The short version is that while July 11 celebrates the original bringing of the relics of St Benedict to the Monastery of Fleury, December 4 celebrates the 'carrying in' of the relics of St Benedict on this date after the basilica at the Monastery of Fleury was rebuilt in 882. Alas the 882 church no longer exists (beyond a few remnants incorporated into the later replacement version).
The feast itself (where it was said) was mostly suppressed along with many others in the late nineteenth century. All the same, traditionally, this day marks one of the three times a year that the Life of St Benedict was read in the monastic refectory.
The seventh century relics heist
There are essentially two competing claims to the relics of St Benedict, that of Monte Cassino, and that of Fleury (aka .Saint-Benoît-sur-Loire).
Most historians favour the claims of Fleury: on the face of it the tombs of SS Scholastica and Benedict excavated at Monte Cassino after World War II appear to be of much later construction, though there may have been some genuine remains preserved there.
Either way, its pretty clear than enterprising group of monks from Fleury in what is now France, went on a relic raid to Monte Cassino around 672, and brought back with them what they claimed were the bodies of SS Benedict and Scholastica.
That the Fleury monks really did go to Monte Cassino is attested to by a series of letters by Pope Vitalian (657–72), which condemned the theft, demanded that the remains be returned, and excommunicated those involved.
The original acquisition of the relics of St Benedict is also attested to in a (likely) seventh century version of the Matryrology of St Jerome, which included the feast of the relics of St Benedict on July 11, preserved in an eighth century manuscript.
Monte Cassino in the seventh century
That monks from Gaul were able to obtain the relics reflects the sorry state of Italian monasticism at the time.

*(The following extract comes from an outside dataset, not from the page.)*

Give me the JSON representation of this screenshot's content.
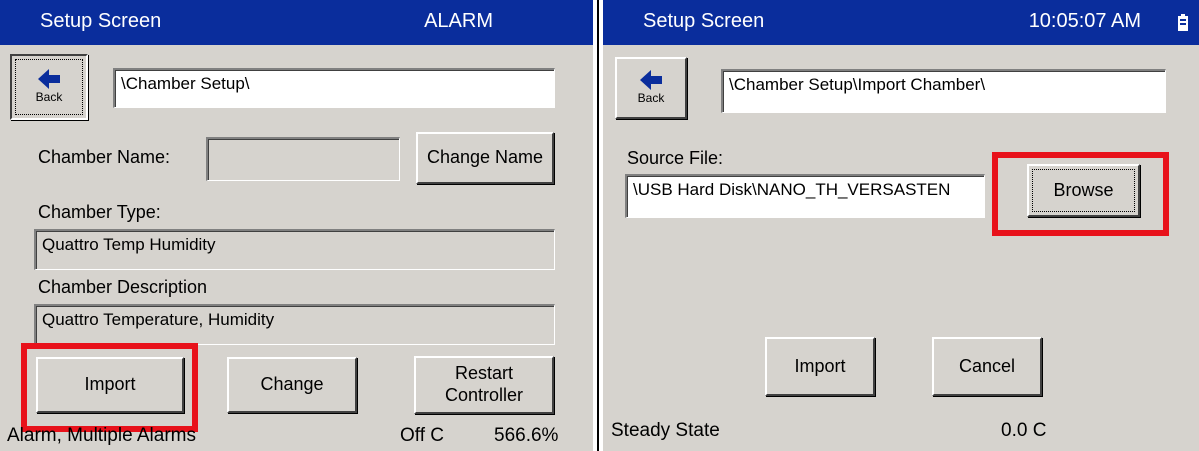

Outside of Rome and a few other major centres, monasticism seems to have been largely wiped out in the first half of the seventh century, courtesy of the Lombard invasions.
Monte Cassino was originally destroyed around 580 (and not refounded until 717), and although Subiaco was still a vibrant centre of St Benedict's cult in St Gregory the Great's time, it too, was destroyed not long after his death, around 605.
As a result, while there is good evidence for the continuation of Benedictine monasticism in Rome itself (most notably in the various 'Ordines Romani, describing the liturgy) Monte Cassino was largely abandoned for well over a century.
The early spread of Benedictine monasticism
In Gaul (and England), however (contrary to the claims of many modern historians), it was a different story.
The most well-known reference to the use of the rule in Gaul is to Venerandus in 625, but there are several other explicit references to the use of the Rule in various seventh century saints lives, and perhaps most significantly of all, the major monastic centre of Lerins (not without some resistance) adopted the Benedictine rule around the middle of the seventh century.
Fleury itself was originally founded in 631, and like a number of monasteries around that time, its charters claimed to use both 'the Rule of the most holy Benedict and lord Columbanus’. It has been questioned in recent times, however, just to what extent, if at all, Columbanian influences persisted in these monasteries, and the Fleury relics raid only a few decades after its foundation rather supports the theory that Columbanian influence, beyond perhaps his emphasis on confession, quickly waned, replaced by the less extreme asceticism of St Benedict and others.